Left Curly Bracket Upper Hook ⎧
⎧ (U+23A7) is a standard Unicode character that you can copy and paste anywhere text is accepted. This page provides a concise reference with safe tips, internal links, and practical guidance so you can use it reliably across apps and platforms.
What it is and where it’s used: Left Curly Bracket Upper Hook is part of the Symbols family (block: Miscellaneous Technical). If you need styled or decorative alternatives, try our Fancy Text tool to generate compatible text that works in most modern interfaces.
History & usage: LEFT CURLY BRACKET UPPER HOOK U+23A7 is a punctuation symbol used in writing and computing. It belongs to the Miscellaneous Technical block. In many fonts, it shows as a curved left brace with an upper hook. The symbol helps to mark groups and parameters. It also helps to indicate quoted text in some code samples and in technical documents. Its style is distinct from common braces, so it rarely replaces standard braces in everyday writing.

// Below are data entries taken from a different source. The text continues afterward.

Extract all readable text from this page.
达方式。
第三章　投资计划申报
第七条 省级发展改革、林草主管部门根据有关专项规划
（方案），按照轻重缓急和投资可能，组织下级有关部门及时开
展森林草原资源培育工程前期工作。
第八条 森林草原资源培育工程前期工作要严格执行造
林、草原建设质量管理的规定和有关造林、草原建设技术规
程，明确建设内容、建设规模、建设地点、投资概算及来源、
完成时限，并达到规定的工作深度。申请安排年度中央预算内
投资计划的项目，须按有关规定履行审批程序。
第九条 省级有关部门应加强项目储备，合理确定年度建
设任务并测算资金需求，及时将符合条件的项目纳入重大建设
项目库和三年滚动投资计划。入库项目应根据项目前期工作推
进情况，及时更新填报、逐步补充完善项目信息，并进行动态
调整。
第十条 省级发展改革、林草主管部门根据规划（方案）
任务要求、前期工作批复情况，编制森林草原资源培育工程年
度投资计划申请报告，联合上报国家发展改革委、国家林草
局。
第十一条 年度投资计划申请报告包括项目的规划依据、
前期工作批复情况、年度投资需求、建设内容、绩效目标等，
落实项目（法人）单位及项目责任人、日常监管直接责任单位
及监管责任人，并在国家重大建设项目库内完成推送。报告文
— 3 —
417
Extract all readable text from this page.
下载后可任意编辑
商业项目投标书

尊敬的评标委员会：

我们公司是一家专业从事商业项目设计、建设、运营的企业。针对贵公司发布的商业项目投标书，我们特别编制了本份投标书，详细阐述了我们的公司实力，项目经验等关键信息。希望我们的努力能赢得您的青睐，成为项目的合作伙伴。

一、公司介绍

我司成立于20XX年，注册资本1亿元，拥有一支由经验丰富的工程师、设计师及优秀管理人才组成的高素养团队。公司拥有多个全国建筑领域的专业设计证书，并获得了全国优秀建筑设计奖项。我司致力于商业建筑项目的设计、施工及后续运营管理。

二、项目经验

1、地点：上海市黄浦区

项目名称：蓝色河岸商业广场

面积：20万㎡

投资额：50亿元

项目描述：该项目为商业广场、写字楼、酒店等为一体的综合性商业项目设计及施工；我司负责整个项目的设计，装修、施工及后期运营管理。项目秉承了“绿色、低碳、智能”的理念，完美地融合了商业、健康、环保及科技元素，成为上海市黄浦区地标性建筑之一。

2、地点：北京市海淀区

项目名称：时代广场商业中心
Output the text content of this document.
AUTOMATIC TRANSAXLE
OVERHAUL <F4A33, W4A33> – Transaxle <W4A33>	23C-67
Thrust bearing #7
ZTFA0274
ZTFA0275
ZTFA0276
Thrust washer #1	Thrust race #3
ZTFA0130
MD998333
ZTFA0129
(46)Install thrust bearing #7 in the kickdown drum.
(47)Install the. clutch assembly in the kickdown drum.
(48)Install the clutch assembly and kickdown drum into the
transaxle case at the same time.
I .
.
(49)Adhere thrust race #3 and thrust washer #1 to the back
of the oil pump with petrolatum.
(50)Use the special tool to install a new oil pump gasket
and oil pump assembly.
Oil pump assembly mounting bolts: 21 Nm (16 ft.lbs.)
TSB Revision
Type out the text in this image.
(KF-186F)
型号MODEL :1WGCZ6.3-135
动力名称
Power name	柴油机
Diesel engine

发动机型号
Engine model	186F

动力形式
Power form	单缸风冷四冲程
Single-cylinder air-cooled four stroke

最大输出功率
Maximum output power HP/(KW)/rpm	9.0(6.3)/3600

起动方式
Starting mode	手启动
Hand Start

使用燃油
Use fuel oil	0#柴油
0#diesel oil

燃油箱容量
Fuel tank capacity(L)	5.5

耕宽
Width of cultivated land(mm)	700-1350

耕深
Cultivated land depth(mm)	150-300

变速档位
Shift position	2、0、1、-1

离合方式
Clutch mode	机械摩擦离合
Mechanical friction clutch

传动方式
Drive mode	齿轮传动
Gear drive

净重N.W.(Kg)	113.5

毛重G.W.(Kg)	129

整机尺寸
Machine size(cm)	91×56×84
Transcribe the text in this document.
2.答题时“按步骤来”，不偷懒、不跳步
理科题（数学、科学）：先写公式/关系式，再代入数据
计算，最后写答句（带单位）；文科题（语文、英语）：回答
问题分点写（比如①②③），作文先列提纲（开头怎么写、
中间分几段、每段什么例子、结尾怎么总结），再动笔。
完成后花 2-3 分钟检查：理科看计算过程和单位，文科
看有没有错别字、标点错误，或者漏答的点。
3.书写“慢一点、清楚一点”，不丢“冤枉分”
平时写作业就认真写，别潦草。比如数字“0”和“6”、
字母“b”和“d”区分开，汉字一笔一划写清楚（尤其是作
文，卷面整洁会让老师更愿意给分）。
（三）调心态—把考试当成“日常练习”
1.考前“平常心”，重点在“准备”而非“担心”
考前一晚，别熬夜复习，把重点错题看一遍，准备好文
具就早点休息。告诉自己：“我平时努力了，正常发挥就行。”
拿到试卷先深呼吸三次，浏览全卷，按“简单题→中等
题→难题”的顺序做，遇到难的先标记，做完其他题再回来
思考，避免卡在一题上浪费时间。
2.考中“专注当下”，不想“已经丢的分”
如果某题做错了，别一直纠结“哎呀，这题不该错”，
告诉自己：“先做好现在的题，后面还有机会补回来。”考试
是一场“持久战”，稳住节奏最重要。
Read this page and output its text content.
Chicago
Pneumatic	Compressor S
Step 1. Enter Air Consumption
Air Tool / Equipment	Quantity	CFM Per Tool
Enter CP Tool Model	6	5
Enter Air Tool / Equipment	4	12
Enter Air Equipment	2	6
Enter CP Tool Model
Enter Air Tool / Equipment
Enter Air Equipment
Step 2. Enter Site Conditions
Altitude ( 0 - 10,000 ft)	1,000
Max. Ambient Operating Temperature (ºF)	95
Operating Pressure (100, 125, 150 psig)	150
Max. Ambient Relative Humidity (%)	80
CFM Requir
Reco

The primary use is grouping or delimiting parts of a sentence, data, or code. It guides readers to see where a group starts. It can stand in for other brackets when space or font choice matters. In coding, it may appear in contexts that require a visual cue for a parameter or a nested section. The character is part of a broader family of delimiters. It shares space with other brackets used for structure, quotes, and lists. Users rely on it for clarity and organization in technical material.
Copy and input: the quickest method is to copy the character here. You can also insert it by its codepoint U+23A7
in many development tools or editors. Some operating systems provide a character viewer or input palette that lets you search by name or code and insert the glyph into documents.
Display and fallback: if you see an empty box (tofu) or a placeholder rectangle, the active font might not include this codepoint. Switching to a font with broader Unicode coverage or using a fallback font usually fixes the issue. On the web, ensure the page’s font stack includes a general‑purpose fallback.
Related references: browse the Categories for similar characters. When choosing a symbol, prefer the official codepoint for semantic clarity and better compatibility with search, copy, and accessibility tooling.
See our category page for related symbols.
Technical details
- Codepoint:
U+23A7
- General Category:
Sm
- Age:
3.2
- Bidi Class:
ON
- Block:
Miscellaneous Technical
- Script:
Common
- UTF-8:
E2 8E A7
- UTF-16:
23A7
- UTF-32:
000023A7
- HTML dec:
⎧
- HTML hex:
⎧
- JS escape:
\u23A7
- Python \N{}:
\N{LEFT CURLY BRACKET UPPER HOOK}
- Python \u:
\u23A7
- Python \U:
\U000023A7
- URL-encoded:
%E2%8E%A7
- CSS escape:
\23A7
How to type / insert
Fast copy: click the Copy button near the top of this page.
By codepoint: in many editors and IDEs, you can insert via the Unicode code U+23A7
or a built‑in character picker.
HTML: use the numeric entity ⎧
(hex) or ⎧
(decimal) when an HTML entity is needed.
Compatibility & troubleshooting
Font support: if the symbol does not render, the current font likely lacks this codepoint. Choose a font with broad Unicode coverage or allow a fallback font.
Web pages: ensure your CSS font stack includes a general fallback; avoid relying on images for common symbols to preserve accessibility and copyability.